A white wax sculptural element functions within the installation as a point of sensory concentration that challenges the gaze. Inside it converge the accumulated faith of offering candles and the industrial residues of the studio, recalling that purity and devotion coexist with the materiality of everyday life. The viewer’s experience thus moves beyond the visual: bending down, smelling, and approaching its vulnerability transforms perception into an intimate, embodied act. Embedded within its density are sanding blocks used by artists, artisans, and laborers, recovered from other contexts, where the sandpaper operates as a trace of the effort of other bodies, following a protocol of registration with no autobiographical intent.

Despiece.

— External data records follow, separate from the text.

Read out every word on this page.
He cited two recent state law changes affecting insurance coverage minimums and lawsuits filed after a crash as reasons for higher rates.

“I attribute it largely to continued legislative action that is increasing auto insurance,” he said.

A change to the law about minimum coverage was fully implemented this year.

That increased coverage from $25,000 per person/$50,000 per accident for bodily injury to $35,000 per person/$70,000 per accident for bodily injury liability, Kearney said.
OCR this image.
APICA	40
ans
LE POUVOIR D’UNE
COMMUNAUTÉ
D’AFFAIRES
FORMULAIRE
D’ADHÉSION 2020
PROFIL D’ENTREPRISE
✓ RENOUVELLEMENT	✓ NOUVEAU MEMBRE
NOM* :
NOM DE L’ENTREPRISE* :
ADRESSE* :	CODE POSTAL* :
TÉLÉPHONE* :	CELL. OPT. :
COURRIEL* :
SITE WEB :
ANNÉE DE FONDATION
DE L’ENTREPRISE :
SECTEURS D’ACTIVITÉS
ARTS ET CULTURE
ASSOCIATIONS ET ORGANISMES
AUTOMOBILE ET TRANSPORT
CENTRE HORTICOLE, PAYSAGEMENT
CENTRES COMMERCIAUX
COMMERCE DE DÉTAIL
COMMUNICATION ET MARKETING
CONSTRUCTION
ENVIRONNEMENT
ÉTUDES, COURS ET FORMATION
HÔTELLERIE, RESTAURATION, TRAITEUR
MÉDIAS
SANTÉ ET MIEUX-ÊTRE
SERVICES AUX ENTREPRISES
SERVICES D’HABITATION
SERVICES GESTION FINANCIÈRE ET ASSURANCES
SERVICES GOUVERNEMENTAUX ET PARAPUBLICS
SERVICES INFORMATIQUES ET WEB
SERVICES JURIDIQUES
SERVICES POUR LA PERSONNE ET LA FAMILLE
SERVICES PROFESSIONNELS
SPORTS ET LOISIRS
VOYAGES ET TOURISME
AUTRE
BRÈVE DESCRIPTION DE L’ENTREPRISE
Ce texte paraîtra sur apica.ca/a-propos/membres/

Protocolo de mutación addresses us directly, asking: which memory do we value—the one we consume, or the one we construct with rigor? The audience leaves behind a purely contemplative position to become part of the system, as the effort of moving matter, documentary rigor, and immersive materiality form a body of resistance against a mediated reality. The project thus takes shape as an inner landscape, where floor, surface, and volume articulate an anatomy of residues. Adulteration operates as an analytical methodology applied to the layers of urban reality, intervening in history through theatrical and street advertising, architectural remnants, and administrative protocols, proposing that art can restore the capacity to build one’s own memory, even if inevitably fragmented.



ABOUT THE ARTIST

DANIEL BARRIO (1988, Cuba)

Daniel Barrio (Cienfuegos, Cuba, 1988) is a visual artist whose practice articulates space through painting, understanding the environment as an altered archive open to critical intervention. He studied at the Academy of Fine Arts of Cienfuegos (2004–2008), specializing in painting, and later at the Madrid Film School (ECAM, 2012–2015), where he studied Art Direction. His methodology integrates visual thinking with scenographic narrative.

His trajectory includes solo exhibitions such as La levedad en lo cotidiano (Galería María Porto, Madrid, 2023), Interiores ajenos (PlusArtis, Madrid, 2022), and Tribud (Navel Art, Madrid, 2019), as well as significant group exhibitions including Space is the Landscape (Estudio Show, Madrid, 2024), Winterlinch (Espacio Valverde Gallery, Madrid, 2024), Hiberia (Galería María Porto, Lisbon, 2023), and the traveling exhibition of the La Rioja Young Art Exhibition (2022).

A member of the Resiliencia Collective, his work does not pursue the production of objects but rather the articulation of pictorial devices that generate protocols of resistance against the flow of disposable images. In a context saturated with immediate data, his practice produces traces and archives what must endure, questioning not the meaning of the work itself but the memory the viewer constructs through interaction—thus reclaiming sovereignty over the gaze and inhabiting ruins as a method for understanding the present.